After the first felting……
The finished vessel.
I think I may add some stitching to embellish it a bit, but was so pleased with it that I made another one this afternoon. I have lots of ideas about how I might vary the surface and shape or even to include some natural dyeing……I think I need something a little different to everyone else for next year’s Embroiderer’s Guild Exhibition. There will be some more experimentation so do watch this space!
This afternoon’s creation is still a bit damp so the colours might be a little different (lighter) when it is totally dry.
What are these alien looking lumps, you ask….

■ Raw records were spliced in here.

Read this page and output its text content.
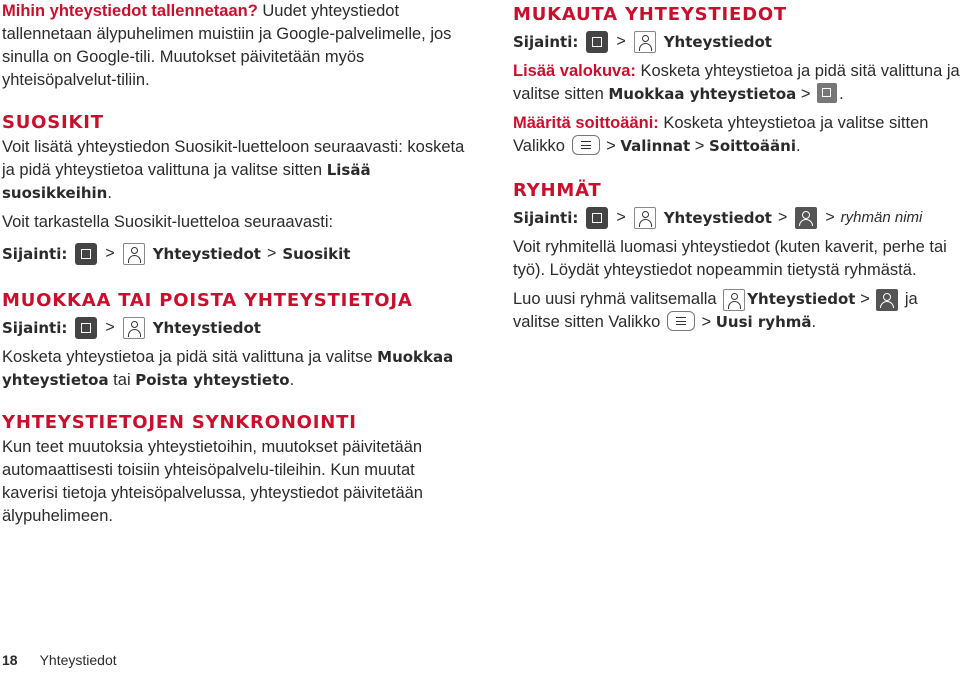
Mihin yhteystiedot tallennetaan? Uudet yhteystiedot tallennetaan älypuhelimen muistiin ja Google-palvelimelle, jos sinulla on Google-tili. Muutokset päivitetään myös yhteisöpalvelut-tiliin.

SUOSIKIT

Voit lisätä yhteystiedon Suosikit-luetteloon seuraavasti: kosketa ja pidä yhteystietoa valittuna ja valitse sitten Lisää suosikkeihin.

Voit tarkastella Suosikit-luetteloa seuraavasti:

Sijainti: >	Yhteystiedot > Suosikit
MUOKKAA TAI POISTA YHTEYSTIETOJA
Sijainti: >	Yhteystiedot

Kosketa yhteystietoa ja pidä sitä valittuna ja valitse Muokkaa yhteystietoa tai Poista yhteystieto.

MUKAUTA YHTEYSTIEDOT
Sijainti: >	Yhteystiedot

Lisää valokuva: Kosketa yhteystietoa ja pidä sitä valittuna ja valitse sitten Muokkaa yhteystietoa > .

Määritä soittoääni: Kosketa yhteystietoa ja valitse sitten Valikko  > Valinnat > Soittoääni.

RYHMÄT
Sijainti: >	Yhteystiedot > > ryhmän nimi

Voit ryhmitellä luomasi yhteystiedot (kuten kaverit, perhe tai työ). Löydät yhteystiedot nopeammin tietystä ryhmästä.

Luo uusi ryhmä valitsemalla Yhteystiedot >  ja valitse sitten Valikko  > Uusi ryhmä.

YHTEYSTIETOJEN SYNKRONOINTI

Kun teet muutoksia yhteystietoihin, muutokset päivitetään automaattisesti toisiin yhteisöpalvelu-tileihin. Kun muutat kaverisi tietoja yhteisöpalvelussa, yhteystiedot päivitetään älypuhelimeen.

18 Yhteystiedot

They are pieces of woollen Doctor’s flannel that have been tied, stitched, knotted or crumpled in preparation for a dunk in a dye bath, using my local Eucalyptus leaves. I have several varieties growing on this property, and they each give a different result – then there are other variables:- age of leaves, tap or rain water, steel or aluminium pot, length of time boiled, which mordant used, if any, whether there are other leaves enclosed, or metal clips used, and I reckon you can add the direction of the wind or how one holds one’s mouth as the results are always unpredictable. I wanted to get some pieces with the red colour one usually gets from E. crenulata, to go with some other bits already dyed and all pieces were tied or stitched in the shibori manner, rather than clamped to avoid any darkening from the metal. They were boiled for a couple of hours, as usual, but when I checked, they seemed to have taken up little colour. I pulled them all out – looking a sort of dull cream colour and immediately put them in another pot with leaves of a different sort to try again. I kept just one of the first attempt to see what it would look like when cool and unwrapped. It was this…

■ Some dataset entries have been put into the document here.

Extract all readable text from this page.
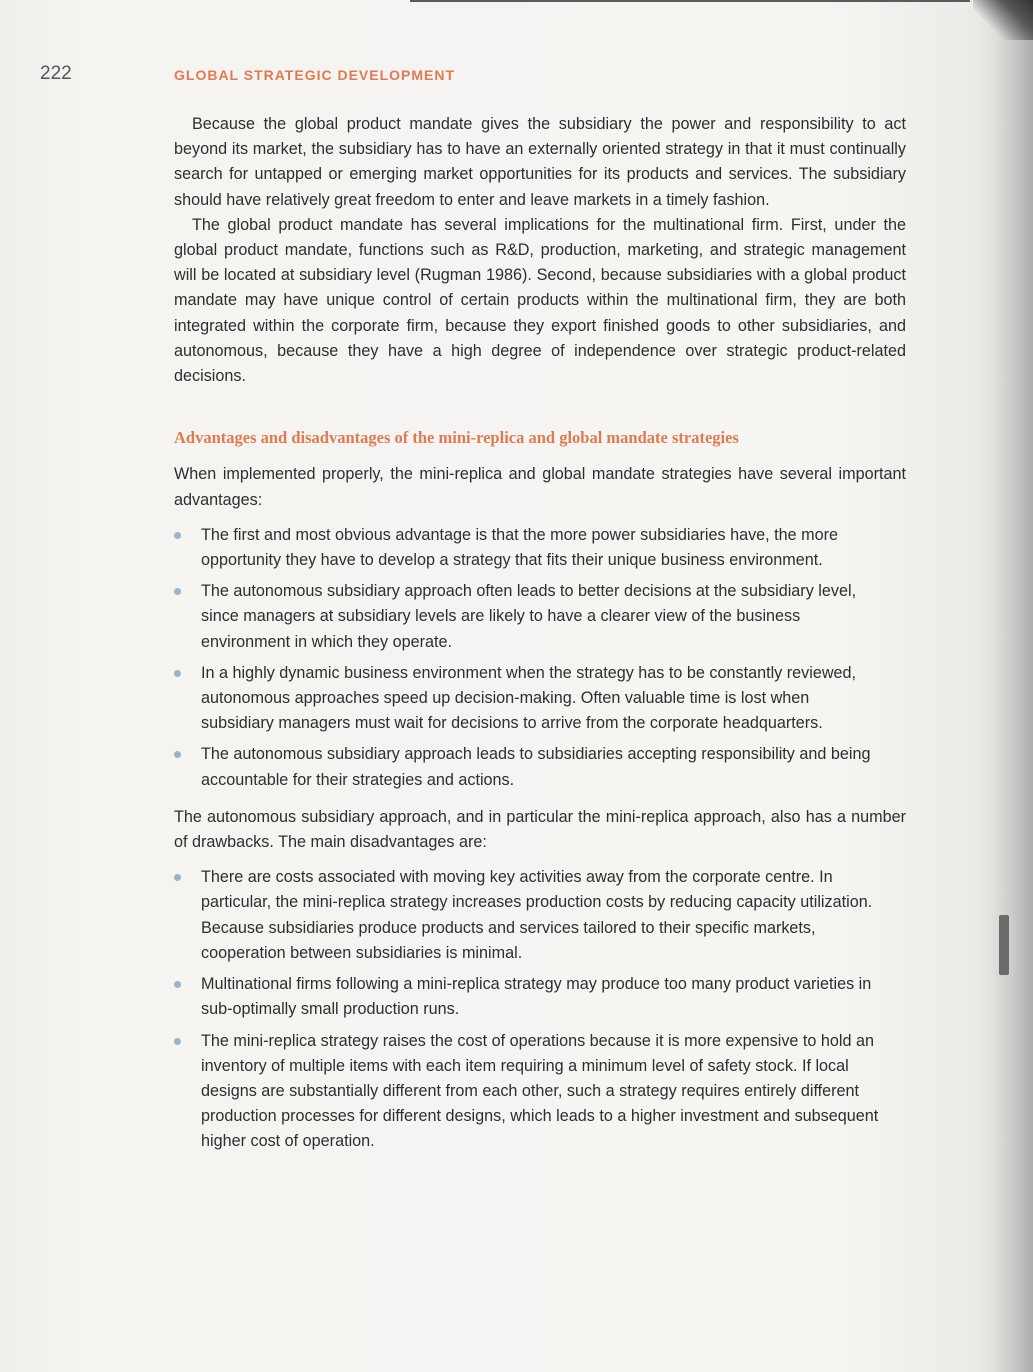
222	GLOBAL STRATEGIC DEVELOPMENT

Because the global product mandate gives the subsidiary the power and responsibility to act beyond its market, the subsidiary has to have an externally oriented strategy in that it must continually search for untapped or emerging market opportunities for its products and services. The subsidiary should have relatively great freedom to enter and leave markets in a timely fashion.

The global product mandate has several implications for the multinational firm. First, under the global product mandate, functions such as R&D, production, marketing, and strategic management will be located at subsidiary level (Rugman 1986). Second, because subsidiaries with a global product mandate may have unique control of certain products within the multinational firm, they are both integrated within the corporate firm, because they export finished goods to other subsidiaries, and autonomous, because they have a high degree of independence over strategic product-related decisions.

Advantages and disadvantages of the mini-replica and global mandate strategies

When implemented properly, the mini-replica and global mandate strategies have several important advantages:

The first and most obvious advantage is that the more power subsidiaries have, the more opportunity they have to develop a strategy that fits their unique business environment.
The autonomous subsidiary approach often leads to better decisions at the subsidiary level, since managers at subsidiary levels are likely to have a clearer view of the business environment in which they operate.
In a highly dynamic business environment when the strategy has to be constantly reviewed, autonomous approaches speed up decision-making. Often valuable time is lost when subsidiary managers must wait for decisions to arrive from the corporate headquarters.
The autonomous subsidiary approach leads to subsidiaries accepting responsibility and being accountable for their strategies and actions.

The autonomous subsidiary approach, and in particular the mini-replica approach, also has a number of drawbacks. The main disadvantages are:

There are costs associated with moving key activities away from the corporate centre. In particular, the mini-replica strategy increases production costs by reducing capacity utilization. Because subsidiaries produce products and services tailored to their specific markets, cooperation between subsidiaries is minimal.
Multinational firms following a mini-replica strategy may produce too many product varieties in sub-optimally small production runs.
The mini-replica strategy raises the cost of operations because it is more expensive to hold an inventory of multiple items with each item requiring a minimum level of safety stock. If local designs are substantially different from each other, such a strategy requires entirely different production processes for different designs, which leads to a higher investment and subsequent higher cost of operation.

It is the most gorgeous wattle yellow with blue tinges around the areas of resist. I tried to replicate it the next day – same leaves, same pot, same rainwater, same time and got a completely different result, so this is the only piece of fabric I have of that colour. All the others from the first day turned out a red/orange as I had initially expected, and those done the next day were similar. I was really after something a bit darker and brighter, and I have no idea what caused the yellow, but I shall try again another day. These are some of the other pieces, a few of which are back in another dye bath as I type as they were a bit uninspiring.
This last one is a piece of vintage kimono silk…..
I have friends who approach natural dyeing in a more scientific way, keeping notes and samples of their results with different methods, leaves etc etc. I prefer to just see what happens, but I do intend to do a test with each of the Eucalyptus trees I have to see if it is possible to be more accurate in reaching the desired colours.